También se le conoce con el nombre de trastorno adictivo a
Internet.
El uso patológico de Internet se ha descrito como incontrolable,
marcadamente estresante, gran consumidor de tiempo o que resulte en
dificultades sociales, laborales, o económicas y no solamente presente durante
las fases hipomaníacas o maníacas del trastorno psiquiátrico.
¿A quién afecta?
Según un informe de la Comisión Europea de 2001, los jóvenes
occidentales de 15 a 24 años usan regularmente la informática en casi la mitad
de su tiempo libre. El teléfono móvil es la nueva tecnología más usada, ya que
es usado por 8 de cada 10 jóvenes. El uso del correo electrónico aumenta con la
edad aunque, contrariamente, el uso de videojuegos se reduce con la edad.
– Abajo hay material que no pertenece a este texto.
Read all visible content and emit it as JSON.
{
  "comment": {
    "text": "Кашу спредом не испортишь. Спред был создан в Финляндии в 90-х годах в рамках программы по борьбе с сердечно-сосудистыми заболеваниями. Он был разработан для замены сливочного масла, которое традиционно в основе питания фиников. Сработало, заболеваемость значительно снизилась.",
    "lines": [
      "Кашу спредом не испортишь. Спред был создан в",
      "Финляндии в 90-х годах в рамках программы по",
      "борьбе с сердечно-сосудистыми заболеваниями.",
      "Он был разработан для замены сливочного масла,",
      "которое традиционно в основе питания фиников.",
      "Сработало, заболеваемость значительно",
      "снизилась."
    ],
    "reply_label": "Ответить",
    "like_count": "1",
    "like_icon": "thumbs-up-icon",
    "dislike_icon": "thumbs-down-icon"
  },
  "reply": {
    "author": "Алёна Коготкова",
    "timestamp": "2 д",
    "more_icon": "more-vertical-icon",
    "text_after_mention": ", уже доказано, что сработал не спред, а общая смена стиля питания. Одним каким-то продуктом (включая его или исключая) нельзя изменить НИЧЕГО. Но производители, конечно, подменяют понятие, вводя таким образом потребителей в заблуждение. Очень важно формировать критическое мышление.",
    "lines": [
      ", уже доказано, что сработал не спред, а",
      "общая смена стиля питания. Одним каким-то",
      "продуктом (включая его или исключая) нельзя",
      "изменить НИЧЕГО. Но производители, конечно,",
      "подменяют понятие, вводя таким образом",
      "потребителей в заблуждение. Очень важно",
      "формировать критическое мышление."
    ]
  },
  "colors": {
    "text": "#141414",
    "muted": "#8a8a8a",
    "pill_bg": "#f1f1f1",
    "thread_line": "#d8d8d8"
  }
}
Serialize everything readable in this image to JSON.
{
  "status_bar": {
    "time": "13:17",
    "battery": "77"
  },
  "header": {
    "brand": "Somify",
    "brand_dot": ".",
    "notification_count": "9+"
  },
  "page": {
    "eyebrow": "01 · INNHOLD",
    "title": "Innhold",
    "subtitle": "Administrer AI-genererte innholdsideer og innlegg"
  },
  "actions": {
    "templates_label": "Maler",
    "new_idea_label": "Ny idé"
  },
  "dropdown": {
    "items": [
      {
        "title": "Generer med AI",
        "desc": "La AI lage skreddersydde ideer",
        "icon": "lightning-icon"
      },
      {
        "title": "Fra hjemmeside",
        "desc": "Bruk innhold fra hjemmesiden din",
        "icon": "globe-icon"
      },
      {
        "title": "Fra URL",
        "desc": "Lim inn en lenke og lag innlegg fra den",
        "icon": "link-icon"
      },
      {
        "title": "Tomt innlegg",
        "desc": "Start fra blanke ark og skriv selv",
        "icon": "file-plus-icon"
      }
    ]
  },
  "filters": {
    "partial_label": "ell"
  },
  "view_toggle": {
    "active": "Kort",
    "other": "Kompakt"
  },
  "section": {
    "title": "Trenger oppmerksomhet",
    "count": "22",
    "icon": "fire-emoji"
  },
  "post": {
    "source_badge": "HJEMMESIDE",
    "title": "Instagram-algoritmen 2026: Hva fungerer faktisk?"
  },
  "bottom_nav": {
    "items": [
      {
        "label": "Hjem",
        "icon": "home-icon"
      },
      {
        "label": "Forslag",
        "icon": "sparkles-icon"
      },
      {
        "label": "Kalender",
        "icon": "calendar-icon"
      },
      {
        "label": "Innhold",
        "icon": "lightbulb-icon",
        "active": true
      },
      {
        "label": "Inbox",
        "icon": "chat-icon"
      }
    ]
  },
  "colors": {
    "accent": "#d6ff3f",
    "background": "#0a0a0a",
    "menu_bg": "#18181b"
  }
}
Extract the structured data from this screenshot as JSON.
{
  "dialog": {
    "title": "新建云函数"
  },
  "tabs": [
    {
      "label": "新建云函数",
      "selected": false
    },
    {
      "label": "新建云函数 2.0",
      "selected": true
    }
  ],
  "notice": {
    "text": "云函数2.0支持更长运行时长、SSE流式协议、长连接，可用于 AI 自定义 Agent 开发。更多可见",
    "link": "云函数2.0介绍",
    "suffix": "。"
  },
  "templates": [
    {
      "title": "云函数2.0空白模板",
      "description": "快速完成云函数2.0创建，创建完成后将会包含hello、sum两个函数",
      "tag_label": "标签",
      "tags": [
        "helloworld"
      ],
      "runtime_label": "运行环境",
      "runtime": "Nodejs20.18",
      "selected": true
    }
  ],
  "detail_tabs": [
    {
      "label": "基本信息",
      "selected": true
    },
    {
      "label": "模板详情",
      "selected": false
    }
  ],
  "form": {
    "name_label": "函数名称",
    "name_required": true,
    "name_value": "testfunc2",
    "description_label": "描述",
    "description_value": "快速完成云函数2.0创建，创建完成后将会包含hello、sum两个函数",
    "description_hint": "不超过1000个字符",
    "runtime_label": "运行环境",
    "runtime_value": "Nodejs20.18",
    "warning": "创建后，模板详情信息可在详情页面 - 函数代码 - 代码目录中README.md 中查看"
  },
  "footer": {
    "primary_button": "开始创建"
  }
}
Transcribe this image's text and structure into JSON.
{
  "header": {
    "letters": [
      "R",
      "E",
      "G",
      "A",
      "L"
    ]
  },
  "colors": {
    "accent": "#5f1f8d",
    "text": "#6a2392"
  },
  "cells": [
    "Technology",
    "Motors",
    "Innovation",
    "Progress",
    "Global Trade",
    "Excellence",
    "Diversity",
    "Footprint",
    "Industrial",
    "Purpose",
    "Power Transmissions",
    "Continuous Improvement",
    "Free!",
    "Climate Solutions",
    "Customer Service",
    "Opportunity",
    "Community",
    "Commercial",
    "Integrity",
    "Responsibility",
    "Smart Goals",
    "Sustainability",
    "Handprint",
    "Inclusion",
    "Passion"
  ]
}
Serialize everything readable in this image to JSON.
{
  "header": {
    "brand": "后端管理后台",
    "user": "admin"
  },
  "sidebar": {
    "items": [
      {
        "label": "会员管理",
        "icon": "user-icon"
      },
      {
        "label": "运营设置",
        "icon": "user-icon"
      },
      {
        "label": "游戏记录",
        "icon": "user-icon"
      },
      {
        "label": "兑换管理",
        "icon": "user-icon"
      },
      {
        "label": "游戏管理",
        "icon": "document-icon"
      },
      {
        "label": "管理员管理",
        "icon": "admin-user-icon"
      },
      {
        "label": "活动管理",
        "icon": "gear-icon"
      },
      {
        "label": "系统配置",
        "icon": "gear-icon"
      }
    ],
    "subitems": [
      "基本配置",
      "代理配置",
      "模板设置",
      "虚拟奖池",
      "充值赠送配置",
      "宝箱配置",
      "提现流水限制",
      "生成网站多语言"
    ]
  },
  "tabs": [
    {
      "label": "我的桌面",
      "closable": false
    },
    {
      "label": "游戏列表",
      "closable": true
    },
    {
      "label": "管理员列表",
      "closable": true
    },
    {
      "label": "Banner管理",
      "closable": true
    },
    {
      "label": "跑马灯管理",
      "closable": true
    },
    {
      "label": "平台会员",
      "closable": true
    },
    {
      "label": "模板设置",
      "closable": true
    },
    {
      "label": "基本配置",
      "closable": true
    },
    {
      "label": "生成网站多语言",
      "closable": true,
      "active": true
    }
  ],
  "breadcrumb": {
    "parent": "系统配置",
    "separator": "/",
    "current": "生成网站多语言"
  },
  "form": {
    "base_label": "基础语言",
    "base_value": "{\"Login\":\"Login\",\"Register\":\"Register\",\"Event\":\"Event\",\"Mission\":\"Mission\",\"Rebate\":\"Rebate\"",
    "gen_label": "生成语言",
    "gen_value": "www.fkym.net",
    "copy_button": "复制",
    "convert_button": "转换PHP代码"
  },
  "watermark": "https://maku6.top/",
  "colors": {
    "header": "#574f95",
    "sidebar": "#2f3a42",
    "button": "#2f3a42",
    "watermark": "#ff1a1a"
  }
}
El
“chat” es la forma más habitual e incluso preferida de comunicación de
numerosos adolescentes y jóvenes.
El uso patológico de Internet y de otras nuevas tecnologías
puede afectar a cualquier persona, pero vemos con preocupación cómo afecta cada
día con mayor frecuencia a niños y jóvenes de ambos sexos, hasta el punto que
se les ha llamado la generación “net”. Los chicos usan más el “chat” y los
videojuegos que las chicas, aunque éstas escuchan más la radio y dedican más
tiempo a grabar la música que luego escucharán o intercambiarán.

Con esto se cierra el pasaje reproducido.